Faisons un détour par la Bibliothèque de Babel1, une nouvelle
de Jorge Borges. Cette bibliothèque contient tous les livres susceptibles
d’être écrits, dans le passé comme dans le futur. Comment est-ce possible ?
Simple et lumineux : les livres qui la composent, regroupent toutes les
combinaisons imaginables entre les lettres. Il y a donc une quasi infinité de
livres, sur une quasi infinité d’étagères, dans une quasi infinité d’alvéoles.

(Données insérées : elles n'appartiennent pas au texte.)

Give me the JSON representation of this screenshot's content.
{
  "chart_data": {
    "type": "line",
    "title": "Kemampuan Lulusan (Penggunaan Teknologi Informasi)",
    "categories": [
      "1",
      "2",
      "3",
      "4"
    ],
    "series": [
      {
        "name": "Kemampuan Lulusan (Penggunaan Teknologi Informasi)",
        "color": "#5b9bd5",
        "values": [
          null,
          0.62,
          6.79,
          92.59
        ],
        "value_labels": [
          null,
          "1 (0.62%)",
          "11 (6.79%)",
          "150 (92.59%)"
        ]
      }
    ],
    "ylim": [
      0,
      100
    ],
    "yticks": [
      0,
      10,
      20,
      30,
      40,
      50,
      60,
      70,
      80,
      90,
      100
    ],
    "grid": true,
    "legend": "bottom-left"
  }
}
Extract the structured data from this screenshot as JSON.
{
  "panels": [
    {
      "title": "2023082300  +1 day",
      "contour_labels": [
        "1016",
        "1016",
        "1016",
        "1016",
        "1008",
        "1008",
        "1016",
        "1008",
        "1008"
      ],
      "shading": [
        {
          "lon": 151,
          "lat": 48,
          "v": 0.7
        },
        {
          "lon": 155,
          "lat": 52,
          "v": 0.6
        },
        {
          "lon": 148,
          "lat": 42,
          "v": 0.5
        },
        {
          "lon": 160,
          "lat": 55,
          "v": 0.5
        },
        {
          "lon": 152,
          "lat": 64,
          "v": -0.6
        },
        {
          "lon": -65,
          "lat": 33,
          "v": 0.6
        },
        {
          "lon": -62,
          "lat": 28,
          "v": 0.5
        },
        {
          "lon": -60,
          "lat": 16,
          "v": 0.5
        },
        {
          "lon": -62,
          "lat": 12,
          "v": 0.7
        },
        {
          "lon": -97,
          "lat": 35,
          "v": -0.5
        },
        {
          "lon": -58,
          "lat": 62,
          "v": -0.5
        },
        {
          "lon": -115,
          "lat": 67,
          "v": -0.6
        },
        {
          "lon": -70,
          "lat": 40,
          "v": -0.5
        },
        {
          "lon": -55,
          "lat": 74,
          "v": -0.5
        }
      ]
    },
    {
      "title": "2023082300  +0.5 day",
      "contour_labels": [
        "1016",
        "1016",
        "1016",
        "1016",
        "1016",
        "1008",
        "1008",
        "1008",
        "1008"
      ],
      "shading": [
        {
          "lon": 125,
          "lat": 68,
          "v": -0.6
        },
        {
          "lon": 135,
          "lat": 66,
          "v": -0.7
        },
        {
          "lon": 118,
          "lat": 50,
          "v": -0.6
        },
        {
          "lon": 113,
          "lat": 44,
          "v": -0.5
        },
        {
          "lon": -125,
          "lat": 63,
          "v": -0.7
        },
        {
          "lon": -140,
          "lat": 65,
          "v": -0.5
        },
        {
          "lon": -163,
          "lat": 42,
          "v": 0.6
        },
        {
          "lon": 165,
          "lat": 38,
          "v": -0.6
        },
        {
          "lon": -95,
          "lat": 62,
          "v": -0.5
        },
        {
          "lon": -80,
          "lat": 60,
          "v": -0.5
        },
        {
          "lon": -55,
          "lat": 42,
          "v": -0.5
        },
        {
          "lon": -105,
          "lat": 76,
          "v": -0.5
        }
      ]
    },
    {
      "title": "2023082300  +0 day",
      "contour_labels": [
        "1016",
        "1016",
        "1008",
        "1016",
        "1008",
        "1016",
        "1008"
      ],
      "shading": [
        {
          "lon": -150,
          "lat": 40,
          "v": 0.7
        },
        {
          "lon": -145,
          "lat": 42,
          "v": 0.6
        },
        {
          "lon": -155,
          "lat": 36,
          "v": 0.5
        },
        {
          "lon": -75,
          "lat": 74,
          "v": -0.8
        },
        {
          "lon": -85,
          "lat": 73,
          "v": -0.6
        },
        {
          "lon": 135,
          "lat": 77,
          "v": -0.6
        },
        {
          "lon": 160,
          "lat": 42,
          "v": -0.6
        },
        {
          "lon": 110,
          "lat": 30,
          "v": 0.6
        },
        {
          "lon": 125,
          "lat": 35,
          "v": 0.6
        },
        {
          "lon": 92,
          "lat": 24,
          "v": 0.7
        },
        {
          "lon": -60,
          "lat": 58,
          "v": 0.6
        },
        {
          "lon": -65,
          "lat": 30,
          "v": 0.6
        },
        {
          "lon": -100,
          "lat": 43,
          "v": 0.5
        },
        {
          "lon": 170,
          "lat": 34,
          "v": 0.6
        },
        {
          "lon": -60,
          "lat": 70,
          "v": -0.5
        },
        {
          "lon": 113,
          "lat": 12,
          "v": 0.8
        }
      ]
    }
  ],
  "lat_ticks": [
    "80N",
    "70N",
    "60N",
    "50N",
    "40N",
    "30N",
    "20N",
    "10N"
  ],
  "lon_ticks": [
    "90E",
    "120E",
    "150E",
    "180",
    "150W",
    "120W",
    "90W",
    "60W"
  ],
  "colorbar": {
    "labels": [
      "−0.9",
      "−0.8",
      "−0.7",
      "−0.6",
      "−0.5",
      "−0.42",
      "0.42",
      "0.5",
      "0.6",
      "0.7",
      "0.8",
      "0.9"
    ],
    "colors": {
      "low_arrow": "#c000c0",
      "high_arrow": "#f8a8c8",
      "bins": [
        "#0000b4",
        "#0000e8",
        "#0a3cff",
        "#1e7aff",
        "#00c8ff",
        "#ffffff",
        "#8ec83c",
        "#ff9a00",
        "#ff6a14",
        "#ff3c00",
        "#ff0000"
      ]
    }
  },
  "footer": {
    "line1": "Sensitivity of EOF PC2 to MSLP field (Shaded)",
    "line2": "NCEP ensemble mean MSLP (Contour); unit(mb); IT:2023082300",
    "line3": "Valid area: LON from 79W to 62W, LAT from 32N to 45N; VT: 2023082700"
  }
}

Les bibliothécaires s’y promènent, prenant en main, de temps en temps, un livre
et s’extasiant quand ils tombent sur une phrase qui a un sens. Car bien sûr
dans cet océan des possibles, il y a d’abord des combinaisons qui n’ont aucun
sens.
Dans la nouvelle, l’un d’eux disserte sur l’idée qu’il pourrait y avoir
un chemin, une façon de trouver les livres comprenant au moins des paragraphes
porteurs de significations. Mais c’est évidemment impossibles : face à l’infini
des possibles, il est impossible de trouver le chemin du réel, c’est-à-dire du
sens. Et pourtant comme l’a écrit Borges : « Il suffit qu’un livre soit concevable pour qu’il existe. Ce qui est
impossible est seul exclu. (…) Cette inutile et prolixe épître que j’écris
existe déjà dans l’un des trente volumes des cinq étagères de l’un des innombrables
hexagones – et sa réfutation aussi ».
Ainsi va notre Univers qui agrandit sans cesse sa bibliothèque de Babel,
et nous perd dans les méandres de ce qui n’existera jamais.